Pultenaea spinulosa

Scientific classification
- Kingdom: Plantae
- Clade: Tracheophytes
- Clade: Angiosperms
- Clade: Eudicots
- Clade: Rosids
- Order: Fabales
- Family: Fabaceae
- Subfamily: Faboideae
- Genus: Pultenaea
- Species: P. spinulosa
- Binomial name: Pultenaea spinulosa (Turcz.) Benth.
- Synonyms: Euchilus spinulosus Turcz.; Pultenaea sp. Wittenoom Hills (M.A.Burgman 2564);

= Pultenaea spinulosa =

- Genus: Pultenaea
- Species: spinulosa
- Authority: (Turcz.) Benth.
- Synonyms: Euchilus spinulosus Turcz., Pultenaea sp. Wittenoom Hills (M.A.Burgman 2564)

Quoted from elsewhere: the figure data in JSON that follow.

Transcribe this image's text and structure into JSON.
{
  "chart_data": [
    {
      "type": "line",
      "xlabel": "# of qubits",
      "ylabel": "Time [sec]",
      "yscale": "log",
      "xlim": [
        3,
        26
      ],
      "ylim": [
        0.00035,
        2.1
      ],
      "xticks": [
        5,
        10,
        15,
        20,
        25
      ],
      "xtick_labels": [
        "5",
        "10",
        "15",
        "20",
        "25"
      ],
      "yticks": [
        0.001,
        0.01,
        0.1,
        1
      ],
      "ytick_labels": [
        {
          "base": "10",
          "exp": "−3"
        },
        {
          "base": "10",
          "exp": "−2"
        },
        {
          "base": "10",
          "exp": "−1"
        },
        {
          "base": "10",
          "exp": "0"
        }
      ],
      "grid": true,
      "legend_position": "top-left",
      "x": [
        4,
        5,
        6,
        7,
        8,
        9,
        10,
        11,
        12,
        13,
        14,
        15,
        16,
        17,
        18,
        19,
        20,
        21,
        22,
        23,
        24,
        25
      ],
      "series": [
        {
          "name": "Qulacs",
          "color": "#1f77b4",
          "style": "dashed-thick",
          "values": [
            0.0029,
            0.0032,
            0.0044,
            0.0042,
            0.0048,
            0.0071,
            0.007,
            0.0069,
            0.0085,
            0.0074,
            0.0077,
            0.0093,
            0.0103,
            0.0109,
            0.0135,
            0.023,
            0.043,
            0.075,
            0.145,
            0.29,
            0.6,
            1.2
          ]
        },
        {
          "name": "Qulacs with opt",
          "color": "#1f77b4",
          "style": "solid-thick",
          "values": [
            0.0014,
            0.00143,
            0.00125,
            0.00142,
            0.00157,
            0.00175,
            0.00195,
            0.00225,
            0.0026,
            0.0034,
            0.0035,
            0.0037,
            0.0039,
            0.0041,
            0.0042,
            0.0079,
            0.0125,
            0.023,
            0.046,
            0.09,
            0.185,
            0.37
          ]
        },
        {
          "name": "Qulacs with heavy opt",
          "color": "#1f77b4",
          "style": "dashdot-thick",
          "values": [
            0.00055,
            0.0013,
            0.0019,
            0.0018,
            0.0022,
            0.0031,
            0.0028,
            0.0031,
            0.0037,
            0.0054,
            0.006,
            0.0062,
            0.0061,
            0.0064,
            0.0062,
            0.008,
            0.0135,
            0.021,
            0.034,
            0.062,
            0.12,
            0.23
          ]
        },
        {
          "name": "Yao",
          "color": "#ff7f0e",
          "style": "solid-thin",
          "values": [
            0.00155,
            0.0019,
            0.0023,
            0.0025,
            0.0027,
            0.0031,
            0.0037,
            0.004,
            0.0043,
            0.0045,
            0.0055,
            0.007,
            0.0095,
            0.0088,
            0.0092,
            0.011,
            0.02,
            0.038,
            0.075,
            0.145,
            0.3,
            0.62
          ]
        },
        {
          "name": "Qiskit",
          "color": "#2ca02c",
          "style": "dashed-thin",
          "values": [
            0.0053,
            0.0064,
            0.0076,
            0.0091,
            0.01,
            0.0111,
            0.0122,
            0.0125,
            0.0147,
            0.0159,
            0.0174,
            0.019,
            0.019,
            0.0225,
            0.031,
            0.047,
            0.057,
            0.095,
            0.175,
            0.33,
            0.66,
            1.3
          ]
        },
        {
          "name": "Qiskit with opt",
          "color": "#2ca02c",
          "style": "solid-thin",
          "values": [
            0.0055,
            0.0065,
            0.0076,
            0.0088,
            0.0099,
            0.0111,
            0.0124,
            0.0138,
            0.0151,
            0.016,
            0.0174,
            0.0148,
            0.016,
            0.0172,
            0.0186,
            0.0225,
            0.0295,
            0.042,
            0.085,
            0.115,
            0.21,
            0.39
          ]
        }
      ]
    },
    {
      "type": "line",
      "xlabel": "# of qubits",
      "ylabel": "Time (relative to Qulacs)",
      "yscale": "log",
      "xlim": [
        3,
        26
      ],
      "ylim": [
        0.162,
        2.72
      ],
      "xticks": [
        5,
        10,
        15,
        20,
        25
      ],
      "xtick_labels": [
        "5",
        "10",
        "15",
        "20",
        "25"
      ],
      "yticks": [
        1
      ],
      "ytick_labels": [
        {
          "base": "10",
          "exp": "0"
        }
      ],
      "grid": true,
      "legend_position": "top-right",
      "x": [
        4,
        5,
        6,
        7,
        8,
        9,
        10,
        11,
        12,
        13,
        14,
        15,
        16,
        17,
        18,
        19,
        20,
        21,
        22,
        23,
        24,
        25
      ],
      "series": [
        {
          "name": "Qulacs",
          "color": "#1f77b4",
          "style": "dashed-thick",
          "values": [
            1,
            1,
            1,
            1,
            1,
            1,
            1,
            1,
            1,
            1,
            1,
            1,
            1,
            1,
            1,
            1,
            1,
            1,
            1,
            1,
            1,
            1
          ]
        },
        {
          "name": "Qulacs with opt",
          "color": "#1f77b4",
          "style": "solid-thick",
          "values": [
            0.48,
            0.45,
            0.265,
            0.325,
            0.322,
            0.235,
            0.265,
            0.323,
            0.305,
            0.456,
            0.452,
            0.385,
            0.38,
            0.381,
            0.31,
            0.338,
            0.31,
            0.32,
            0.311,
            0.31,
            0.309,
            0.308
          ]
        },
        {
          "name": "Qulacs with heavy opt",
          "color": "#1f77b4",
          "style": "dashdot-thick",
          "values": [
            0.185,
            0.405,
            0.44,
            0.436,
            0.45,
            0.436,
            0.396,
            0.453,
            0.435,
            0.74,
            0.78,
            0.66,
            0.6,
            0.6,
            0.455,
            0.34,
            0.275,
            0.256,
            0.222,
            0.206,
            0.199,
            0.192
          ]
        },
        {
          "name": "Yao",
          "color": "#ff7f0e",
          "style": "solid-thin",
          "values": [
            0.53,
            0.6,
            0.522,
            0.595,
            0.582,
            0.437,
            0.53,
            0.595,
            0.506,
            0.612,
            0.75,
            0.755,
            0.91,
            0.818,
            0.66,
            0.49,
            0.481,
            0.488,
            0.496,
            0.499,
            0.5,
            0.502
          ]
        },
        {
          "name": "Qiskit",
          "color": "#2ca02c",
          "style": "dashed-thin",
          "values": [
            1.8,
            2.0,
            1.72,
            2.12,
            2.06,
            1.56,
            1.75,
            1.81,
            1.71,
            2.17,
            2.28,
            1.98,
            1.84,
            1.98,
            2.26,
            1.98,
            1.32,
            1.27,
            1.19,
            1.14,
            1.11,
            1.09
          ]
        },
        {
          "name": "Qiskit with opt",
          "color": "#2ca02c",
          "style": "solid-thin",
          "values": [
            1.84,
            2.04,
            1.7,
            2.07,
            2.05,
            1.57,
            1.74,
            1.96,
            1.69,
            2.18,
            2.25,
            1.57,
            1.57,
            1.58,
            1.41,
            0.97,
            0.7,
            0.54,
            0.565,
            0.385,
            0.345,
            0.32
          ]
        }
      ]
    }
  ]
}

Species of flowering plant

Pultenaea spinulosa is a species of flowering plant in the family Fabaceae and is endemic to the south of Western Australia. It is a shrub with flat, hairy leaves, and uniformly yellow flowers.

==Description==
Pultenaea spinulosa is a shrub that typically grows to a height of 15–40 cm and has hairy stems. The leaves are flat, 7–8 mm long and 2.0–2.5 mm wide with stipules at the base. The flowers are uniformly yellow, each flower on a hairy pedicel 2.0–2.5 mm long with hairy bracteoles 4.0–4.6 mm long attached to the pedicel. The sepals are hairy, 6.5–7.6 mm long, the standard petal 7–8 mm long, the wings 5.4–6.2 mm long and the keel 5.0–6.5 mm long. Flowering occurs from September to October and the fruit is a flattened pod.

==Taxonomy and naming==
This species was first formally described in 1853 by Nikolai Turczaninow who gave it the name Euchilus spinulosus in the Bulletin de la Société impériale des naturalistes de Moscou from specimens collected by James Drummond. In 1864, George Bentham changed the name to Pultenaea spinulosa in Flora Australiensis. The specific epithet (spinulosa) means "spiny", referring to the tips of the leaves.

==Distribution==
This pultenaea grows on flats in the Esperance Plains and Mallee biogeographic regions in the south of Western Australia.

==Conservation status==
Pultenaea spinulosa is classified as "not threatened" by the Government of Western Australia Department of Biodiversity, Conservation and Attractions.